Few people understand this pattern better than folks in gay, lesbian, bisexual and transgendered communities. We tend to find family in our communities. And those of us in  same-sex relationships often need to become creative in-order to raise children. We enter relationships with children born from opposite sex unions. We adopt. We donate sperm. We find surrogates. We birth babies. We raise the babies our partners’ have birthed. It’s messy. But it’s real. 

Last Christmas my (far bigger than me) little brother brought a girlfriend home. I wasn’t surprised by this. Finding girlfriends was never a problem for my brother. Staying with them has proved far more difficult. She brought children into the relationship with her. Experiencing the magic of the holidays through the eyes of tiny people who hear reindeer hoofs and tear open gifts like the secret of life might be in the bottom of the box is always exciting. But I was determined not to get attached. 

And then I met Lisa and Alyssa and Reid. And I witnessed my brother fall absolutely and completely head over heels in love for the very first time. And all efforts to remain detached went out the frosted, snow-covered, window. 

In the months that followed I watched as my brother, who for many years had stubbornly refused to settle down, was softened and matured by the love of a woman. And in finding that kind of love he has created a branch of our family tree that we suddenly couldn’t live without. 

So when he proposed and asked me to help plan a wedding that would be taking place in just a few short months I was honoured. I traveled from Ottawa to Sudbury to go dress shopping, to plan timelines, to shop for decorations. I helped my wife make invitations. I painted a couch in the bright turquoise colour of their wedding for a photo prop. I made tissue paper pom-poms, set-up tables, did the bride's make-up, and wrote a speech (you can read it here). And somewhere in the middle of it all I wondered why I had taken on so much. 

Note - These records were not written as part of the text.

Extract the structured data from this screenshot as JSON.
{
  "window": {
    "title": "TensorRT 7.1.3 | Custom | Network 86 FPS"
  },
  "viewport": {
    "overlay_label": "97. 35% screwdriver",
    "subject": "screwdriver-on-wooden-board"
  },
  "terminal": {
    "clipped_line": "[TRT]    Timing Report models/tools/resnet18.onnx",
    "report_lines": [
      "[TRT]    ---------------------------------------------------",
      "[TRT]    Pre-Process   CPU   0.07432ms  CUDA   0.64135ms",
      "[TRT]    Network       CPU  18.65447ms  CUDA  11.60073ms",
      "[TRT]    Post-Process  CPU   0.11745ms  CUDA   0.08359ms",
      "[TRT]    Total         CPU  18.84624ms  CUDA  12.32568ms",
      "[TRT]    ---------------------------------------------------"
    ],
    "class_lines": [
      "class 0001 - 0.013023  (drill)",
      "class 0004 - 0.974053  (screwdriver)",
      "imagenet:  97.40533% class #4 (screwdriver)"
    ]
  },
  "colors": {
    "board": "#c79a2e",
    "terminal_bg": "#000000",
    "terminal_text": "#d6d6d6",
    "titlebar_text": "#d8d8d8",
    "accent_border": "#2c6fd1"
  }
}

And then in the middle of my brother’s ceremony, before the minister asked them to exchange rings and make their union official, my brother invited his step-daughter up to the front of the service. 




 

At six feet and five inches tall he towered above the blonde haired eight year old. With a tremble in his voice, and tears that needed to be blinked back, he said the following:

Alyssa, before I marry your mother I need to ask your permission to become your dad. If you will allow me I will promise today to keep our family together and to love you for the rest of my life. Will you accept this necklace as a symbol of our becoming a family?

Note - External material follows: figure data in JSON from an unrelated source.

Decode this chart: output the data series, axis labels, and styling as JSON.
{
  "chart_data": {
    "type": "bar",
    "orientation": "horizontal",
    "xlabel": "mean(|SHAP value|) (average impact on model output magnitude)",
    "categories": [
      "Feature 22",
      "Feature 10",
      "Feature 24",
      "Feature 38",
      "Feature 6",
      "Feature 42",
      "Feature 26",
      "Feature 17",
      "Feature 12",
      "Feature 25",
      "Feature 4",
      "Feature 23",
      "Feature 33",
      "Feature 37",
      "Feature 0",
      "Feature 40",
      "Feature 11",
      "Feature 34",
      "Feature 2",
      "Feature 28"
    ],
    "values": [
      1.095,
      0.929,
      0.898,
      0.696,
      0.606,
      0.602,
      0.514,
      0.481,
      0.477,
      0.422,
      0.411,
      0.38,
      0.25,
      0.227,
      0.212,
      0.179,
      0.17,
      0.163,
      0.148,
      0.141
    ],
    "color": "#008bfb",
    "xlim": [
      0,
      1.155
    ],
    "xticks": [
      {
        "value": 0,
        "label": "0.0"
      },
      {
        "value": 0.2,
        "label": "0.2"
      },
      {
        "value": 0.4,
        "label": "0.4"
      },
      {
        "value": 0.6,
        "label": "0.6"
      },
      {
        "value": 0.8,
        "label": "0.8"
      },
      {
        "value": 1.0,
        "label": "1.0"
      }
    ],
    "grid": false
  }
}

His giant hands pulled a tiny interlocking heart necklace from his pocket and he placed it around her neck as her smile got big enough to take over her whole face. 





My heart filled with so much pride for my big little brother. And every minute spent making tissue paper pom-poms seemed entirely worth-while. 



My brother, his groom's people, and his bride. That gorgeous groom's woman is my wife. 


My brother and I grew up with very little in common. But as adults we have one very important shared experience. I am raising my biological child with a partner who is not biologically related to that child. My brother is raising children he is not biologically related to with a partner who is. 

Sometimes family trees grow in the traditional way. Roots form, a trunk is established, and branches develop. Other times those roots tangle up with the roots from a different tree. They twist and mingle until it is unclear where one ends and the other begins. Pine needles mix with red oak leaves and the world makes very little and entirely perfect sense.